Something like this recent CRISPR advancement gives us a concrete new target in terms of understanding resistance in BRCA-related cancer. For example, if we locate an inhibitor to this molecule, to this protein, we’re confident that it’s going to work in BRCA mutant cancers based on a lot of data. And at the PCGI, we’re making this kind of technology a shared resource. Scientists will have the equipment, the libraries, and the technical support to use these technologies and others in a manner that is much less daunting than if they had to figure out everything on their own.

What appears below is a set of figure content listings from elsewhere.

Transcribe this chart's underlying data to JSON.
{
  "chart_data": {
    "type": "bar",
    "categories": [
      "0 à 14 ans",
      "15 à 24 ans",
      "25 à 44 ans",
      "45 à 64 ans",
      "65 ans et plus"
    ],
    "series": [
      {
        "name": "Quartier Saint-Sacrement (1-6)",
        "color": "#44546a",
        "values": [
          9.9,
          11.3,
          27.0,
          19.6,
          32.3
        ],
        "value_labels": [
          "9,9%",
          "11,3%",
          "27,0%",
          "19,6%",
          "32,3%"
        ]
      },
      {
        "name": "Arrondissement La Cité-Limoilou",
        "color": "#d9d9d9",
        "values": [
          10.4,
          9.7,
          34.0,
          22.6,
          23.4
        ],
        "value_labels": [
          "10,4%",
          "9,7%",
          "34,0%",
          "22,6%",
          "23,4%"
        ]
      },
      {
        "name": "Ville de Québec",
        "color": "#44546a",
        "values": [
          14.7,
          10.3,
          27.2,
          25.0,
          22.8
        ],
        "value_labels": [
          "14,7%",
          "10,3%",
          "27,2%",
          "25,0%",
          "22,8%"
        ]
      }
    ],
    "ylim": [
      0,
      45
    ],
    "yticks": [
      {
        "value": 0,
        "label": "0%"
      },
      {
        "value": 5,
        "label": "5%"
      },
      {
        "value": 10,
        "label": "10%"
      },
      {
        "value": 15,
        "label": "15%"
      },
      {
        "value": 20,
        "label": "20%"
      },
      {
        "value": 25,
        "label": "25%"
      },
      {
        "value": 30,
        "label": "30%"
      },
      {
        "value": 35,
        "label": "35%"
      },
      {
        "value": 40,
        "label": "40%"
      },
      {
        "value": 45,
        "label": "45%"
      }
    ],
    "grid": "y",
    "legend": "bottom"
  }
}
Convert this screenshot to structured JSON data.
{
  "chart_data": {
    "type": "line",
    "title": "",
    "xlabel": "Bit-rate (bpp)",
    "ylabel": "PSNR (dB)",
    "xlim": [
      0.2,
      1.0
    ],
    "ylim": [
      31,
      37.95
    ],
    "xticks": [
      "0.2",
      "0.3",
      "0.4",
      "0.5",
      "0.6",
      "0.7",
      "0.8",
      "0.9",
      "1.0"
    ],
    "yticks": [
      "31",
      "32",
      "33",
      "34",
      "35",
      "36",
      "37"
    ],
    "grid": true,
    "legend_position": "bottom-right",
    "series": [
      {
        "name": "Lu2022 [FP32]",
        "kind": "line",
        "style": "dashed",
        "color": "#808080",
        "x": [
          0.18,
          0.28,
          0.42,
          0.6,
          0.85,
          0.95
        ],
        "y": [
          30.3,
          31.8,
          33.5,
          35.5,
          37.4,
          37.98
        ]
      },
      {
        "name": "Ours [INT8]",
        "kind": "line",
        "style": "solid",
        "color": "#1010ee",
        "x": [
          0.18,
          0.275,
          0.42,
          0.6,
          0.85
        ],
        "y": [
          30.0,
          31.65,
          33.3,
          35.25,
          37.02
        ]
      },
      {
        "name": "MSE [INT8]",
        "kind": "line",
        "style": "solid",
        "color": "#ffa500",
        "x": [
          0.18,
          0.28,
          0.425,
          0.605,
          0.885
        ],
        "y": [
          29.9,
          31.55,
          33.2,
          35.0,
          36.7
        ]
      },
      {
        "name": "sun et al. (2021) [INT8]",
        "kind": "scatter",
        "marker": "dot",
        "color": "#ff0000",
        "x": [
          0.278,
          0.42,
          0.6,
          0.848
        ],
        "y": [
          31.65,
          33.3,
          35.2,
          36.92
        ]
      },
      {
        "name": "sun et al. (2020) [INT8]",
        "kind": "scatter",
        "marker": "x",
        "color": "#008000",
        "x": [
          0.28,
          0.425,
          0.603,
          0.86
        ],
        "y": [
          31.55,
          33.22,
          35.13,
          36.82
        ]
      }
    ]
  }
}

There are many other fascinating projects too, like one from Ben Black, PhD, who has developed artificial human chromosomes. This is a new technology that we can use to study DNA damage response. Michael Lampson, PhD, and Dennis Discher, PhD, are exploring tissue mechanics and how this affects genome integrity, while Sunny Shin, PhD, and Igor Brodsky, PhD, are investigating the molecular basis of inflammatory signals that activate immune responses following loss of genome integrity. We also have Wei Tong, PhD, and Matt Weitzman, PhD, looking at endogenous, physiologic damage that might be the initiating cause of bone marrow failure syndromes and the etiology underlying tissue specificity of certain cancers. We’re also working with the Center of Excellence in Environmental Toxicology, who have technology that allows identification of endogenous DNA lesions. We’re interested in using this to understand tissue specificity in BRCA-related cancers. Are there different types of DNA damage that are common to breast and ovarian cancer but less prevalent elsewhere? There are many possibilities, but these are some of the questions we’re asking.

In general, the PCGI won’t just focus on cancer. We’re going to ask some fundamental questions and see where that takes us. We’re really trying to take advantage of the breadth of scientific expertise within the Penn community. That has worked really well for us at the Basser Center and I’m confident that it will allow us to develop a world class program at the PCGI.